Southern African free trade zone to come up next year
Thématique :
SADC
IANS, 12 Nov 2007
The Southern African Development Community (SADC) has said that a free trade agreement (FTA) for the region will be concluded next year as scheduled.
SADC Council of Ministers Chairperson Kabinga Pande said Saturday the SADC ministerial taskforce has already prepared a draft roadmap for a customs union as a first step toward establishing the free trade zone, according to the South African news agency BuaNews.
The extraordinary council has also discussed the structure of the proposed SADC secretariat and its aim of developing a plan that would include, among other things, the recruitment process, adherence to the quota based recruitment system and equitable gender staff representation.
SADC Executive Secretary Tomaz Salomao said the body would ensure that it channelled all its efforts towards infrastructure development in the SADC region.

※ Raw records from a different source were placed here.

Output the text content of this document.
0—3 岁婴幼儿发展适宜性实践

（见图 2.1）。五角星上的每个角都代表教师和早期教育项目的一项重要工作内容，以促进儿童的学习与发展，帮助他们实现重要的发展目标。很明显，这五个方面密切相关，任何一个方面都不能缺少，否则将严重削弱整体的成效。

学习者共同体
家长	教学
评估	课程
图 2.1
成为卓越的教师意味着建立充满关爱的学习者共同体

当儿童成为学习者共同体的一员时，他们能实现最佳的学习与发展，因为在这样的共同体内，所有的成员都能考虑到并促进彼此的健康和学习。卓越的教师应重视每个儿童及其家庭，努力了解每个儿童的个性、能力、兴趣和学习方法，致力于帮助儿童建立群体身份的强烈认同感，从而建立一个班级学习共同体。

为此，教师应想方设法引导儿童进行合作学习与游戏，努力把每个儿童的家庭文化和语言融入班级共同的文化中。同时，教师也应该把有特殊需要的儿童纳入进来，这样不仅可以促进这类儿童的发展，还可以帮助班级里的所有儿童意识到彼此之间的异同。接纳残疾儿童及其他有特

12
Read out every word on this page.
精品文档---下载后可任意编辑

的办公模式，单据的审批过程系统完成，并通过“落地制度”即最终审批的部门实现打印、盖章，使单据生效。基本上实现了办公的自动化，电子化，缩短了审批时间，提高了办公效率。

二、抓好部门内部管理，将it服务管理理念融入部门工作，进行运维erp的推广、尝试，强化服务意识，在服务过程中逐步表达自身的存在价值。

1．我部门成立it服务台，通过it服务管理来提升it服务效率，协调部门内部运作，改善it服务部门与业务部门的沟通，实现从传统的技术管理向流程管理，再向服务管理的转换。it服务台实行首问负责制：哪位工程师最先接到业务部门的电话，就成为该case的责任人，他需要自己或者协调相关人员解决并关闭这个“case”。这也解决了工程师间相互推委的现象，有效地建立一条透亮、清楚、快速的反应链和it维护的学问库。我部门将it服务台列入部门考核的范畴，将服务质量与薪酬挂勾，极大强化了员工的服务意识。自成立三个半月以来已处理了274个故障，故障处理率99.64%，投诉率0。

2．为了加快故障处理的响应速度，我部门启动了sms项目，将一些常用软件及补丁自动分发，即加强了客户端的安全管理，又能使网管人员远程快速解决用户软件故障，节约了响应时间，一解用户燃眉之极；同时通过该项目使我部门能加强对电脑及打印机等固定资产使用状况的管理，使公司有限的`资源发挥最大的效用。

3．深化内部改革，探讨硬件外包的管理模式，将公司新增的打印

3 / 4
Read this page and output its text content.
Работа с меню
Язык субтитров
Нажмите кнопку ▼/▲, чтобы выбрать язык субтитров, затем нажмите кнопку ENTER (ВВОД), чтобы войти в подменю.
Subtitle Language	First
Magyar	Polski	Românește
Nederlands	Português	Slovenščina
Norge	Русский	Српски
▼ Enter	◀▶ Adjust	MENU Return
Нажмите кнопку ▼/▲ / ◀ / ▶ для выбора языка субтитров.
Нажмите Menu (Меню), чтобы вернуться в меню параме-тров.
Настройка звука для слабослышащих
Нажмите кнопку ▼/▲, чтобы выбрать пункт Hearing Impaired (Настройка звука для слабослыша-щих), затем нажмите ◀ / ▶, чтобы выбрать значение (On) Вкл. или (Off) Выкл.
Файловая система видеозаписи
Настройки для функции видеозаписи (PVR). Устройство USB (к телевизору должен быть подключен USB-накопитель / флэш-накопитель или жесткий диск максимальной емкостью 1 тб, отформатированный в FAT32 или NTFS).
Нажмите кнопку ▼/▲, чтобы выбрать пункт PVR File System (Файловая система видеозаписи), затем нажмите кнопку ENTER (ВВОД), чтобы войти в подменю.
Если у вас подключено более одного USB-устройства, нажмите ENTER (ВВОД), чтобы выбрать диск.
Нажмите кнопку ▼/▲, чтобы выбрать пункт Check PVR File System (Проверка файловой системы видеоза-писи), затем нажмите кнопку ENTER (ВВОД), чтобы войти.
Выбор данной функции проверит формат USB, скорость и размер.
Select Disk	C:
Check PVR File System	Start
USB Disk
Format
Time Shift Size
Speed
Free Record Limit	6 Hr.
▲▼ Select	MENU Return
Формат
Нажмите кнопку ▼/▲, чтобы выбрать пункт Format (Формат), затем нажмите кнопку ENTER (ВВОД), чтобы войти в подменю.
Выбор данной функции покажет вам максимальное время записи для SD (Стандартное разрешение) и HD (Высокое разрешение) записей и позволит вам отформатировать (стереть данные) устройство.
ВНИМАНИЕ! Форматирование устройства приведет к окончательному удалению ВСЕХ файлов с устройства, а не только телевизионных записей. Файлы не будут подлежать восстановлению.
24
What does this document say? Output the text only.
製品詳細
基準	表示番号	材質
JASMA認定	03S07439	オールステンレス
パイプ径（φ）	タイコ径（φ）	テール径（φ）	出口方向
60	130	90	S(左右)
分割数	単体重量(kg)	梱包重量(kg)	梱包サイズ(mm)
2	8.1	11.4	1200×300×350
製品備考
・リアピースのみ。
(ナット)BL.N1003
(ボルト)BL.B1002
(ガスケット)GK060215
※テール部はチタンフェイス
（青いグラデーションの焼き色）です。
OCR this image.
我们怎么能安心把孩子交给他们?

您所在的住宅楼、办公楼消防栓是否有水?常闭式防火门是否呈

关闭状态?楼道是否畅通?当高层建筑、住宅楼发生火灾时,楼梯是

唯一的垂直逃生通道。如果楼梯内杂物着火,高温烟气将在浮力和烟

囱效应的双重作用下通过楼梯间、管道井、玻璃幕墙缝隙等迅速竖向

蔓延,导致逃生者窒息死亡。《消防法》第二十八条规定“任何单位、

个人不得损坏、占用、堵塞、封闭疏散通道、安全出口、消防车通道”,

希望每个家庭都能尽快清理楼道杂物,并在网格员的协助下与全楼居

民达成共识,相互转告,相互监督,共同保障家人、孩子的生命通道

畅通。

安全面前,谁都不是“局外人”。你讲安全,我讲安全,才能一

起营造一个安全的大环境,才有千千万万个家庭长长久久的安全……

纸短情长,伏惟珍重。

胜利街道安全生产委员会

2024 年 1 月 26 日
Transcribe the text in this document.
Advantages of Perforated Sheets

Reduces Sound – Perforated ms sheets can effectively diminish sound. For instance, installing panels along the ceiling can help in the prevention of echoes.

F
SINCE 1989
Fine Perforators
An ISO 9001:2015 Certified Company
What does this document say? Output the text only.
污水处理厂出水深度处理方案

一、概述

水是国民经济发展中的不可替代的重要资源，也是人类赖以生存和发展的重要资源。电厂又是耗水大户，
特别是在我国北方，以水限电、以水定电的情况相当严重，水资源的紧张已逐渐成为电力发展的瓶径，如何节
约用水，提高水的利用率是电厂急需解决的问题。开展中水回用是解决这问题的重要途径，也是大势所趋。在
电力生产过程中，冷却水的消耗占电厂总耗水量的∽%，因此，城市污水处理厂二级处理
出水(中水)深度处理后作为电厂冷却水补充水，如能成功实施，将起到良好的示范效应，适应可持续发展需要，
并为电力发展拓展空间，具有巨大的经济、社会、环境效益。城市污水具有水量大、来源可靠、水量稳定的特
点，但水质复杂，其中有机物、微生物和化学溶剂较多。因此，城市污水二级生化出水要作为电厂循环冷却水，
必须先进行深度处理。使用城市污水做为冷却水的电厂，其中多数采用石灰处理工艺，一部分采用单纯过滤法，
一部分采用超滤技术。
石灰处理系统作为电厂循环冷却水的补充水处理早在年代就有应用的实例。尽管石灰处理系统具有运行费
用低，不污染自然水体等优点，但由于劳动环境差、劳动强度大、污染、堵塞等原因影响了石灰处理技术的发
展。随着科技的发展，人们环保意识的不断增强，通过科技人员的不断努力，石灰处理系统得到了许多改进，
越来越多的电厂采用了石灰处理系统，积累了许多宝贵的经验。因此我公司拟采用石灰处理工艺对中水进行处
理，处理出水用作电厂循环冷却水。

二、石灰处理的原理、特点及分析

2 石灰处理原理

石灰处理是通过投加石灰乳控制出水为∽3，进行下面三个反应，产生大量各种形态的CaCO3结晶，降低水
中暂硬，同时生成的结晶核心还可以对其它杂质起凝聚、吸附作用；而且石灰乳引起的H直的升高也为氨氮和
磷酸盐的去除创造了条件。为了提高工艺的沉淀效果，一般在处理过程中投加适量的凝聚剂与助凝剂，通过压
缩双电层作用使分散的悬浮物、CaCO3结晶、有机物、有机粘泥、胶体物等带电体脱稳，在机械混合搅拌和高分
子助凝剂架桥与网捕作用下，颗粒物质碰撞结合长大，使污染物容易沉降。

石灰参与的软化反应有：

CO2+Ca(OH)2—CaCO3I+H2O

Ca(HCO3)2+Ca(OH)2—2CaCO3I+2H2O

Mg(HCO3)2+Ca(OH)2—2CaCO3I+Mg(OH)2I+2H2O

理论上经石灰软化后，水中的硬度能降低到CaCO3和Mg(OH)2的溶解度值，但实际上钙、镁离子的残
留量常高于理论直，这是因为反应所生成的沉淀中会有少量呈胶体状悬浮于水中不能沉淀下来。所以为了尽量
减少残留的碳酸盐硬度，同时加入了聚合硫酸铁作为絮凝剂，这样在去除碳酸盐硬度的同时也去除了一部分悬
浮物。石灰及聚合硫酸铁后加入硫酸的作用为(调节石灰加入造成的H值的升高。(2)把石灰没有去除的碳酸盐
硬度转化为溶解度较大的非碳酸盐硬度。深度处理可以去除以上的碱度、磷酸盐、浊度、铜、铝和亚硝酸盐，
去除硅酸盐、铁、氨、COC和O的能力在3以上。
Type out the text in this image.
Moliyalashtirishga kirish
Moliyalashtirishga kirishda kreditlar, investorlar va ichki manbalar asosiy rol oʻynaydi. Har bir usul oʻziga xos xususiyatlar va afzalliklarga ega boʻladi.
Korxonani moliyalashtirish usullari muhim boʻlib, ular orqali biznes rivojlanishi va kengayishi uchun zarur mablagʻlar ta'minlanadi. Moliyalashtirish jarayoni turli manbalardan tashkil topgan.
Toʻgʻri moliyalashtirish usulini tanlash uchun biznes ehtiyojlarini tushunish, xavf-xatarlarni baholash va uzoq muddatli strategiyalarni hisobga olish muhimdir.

Tomaz said SADC would take advantage of the support the Economic Partnership Agreement (EPAs) with the European Union to further strengthen modalities aimed at developing infrastructure in the southern Africa.
SADC has been in existence since 1980, when it was formed as a loose alliance of nine southern African states called Southern African Development Coordination Conference (SADCC), with the main aim of coordinating development projects in order to lessen economic dependence on the then apartheid South Africa.
The transformation of the organisation from a coordinating conference into a development community (SADC) took place in 1992 in Windhoek, Namibia, giving the organisation a legal character.
The member states are Angola, Botswana, the Democratic Republic of Congo, Lesotho, Madagascar, Malawi, Mauritius, Mozambique, Namibia, South Africa, Swaziland, United Republic of Tanzania, Zambia and Zimbabwe. SADC headquarters are located in Gaborone, Botswana.
The SADC vision is one of a common future, a future in a regional community that will ensure economic well-being, improving standards of living and quality of life, freedom and social justice and peace and security for the peoples of Southern Africa.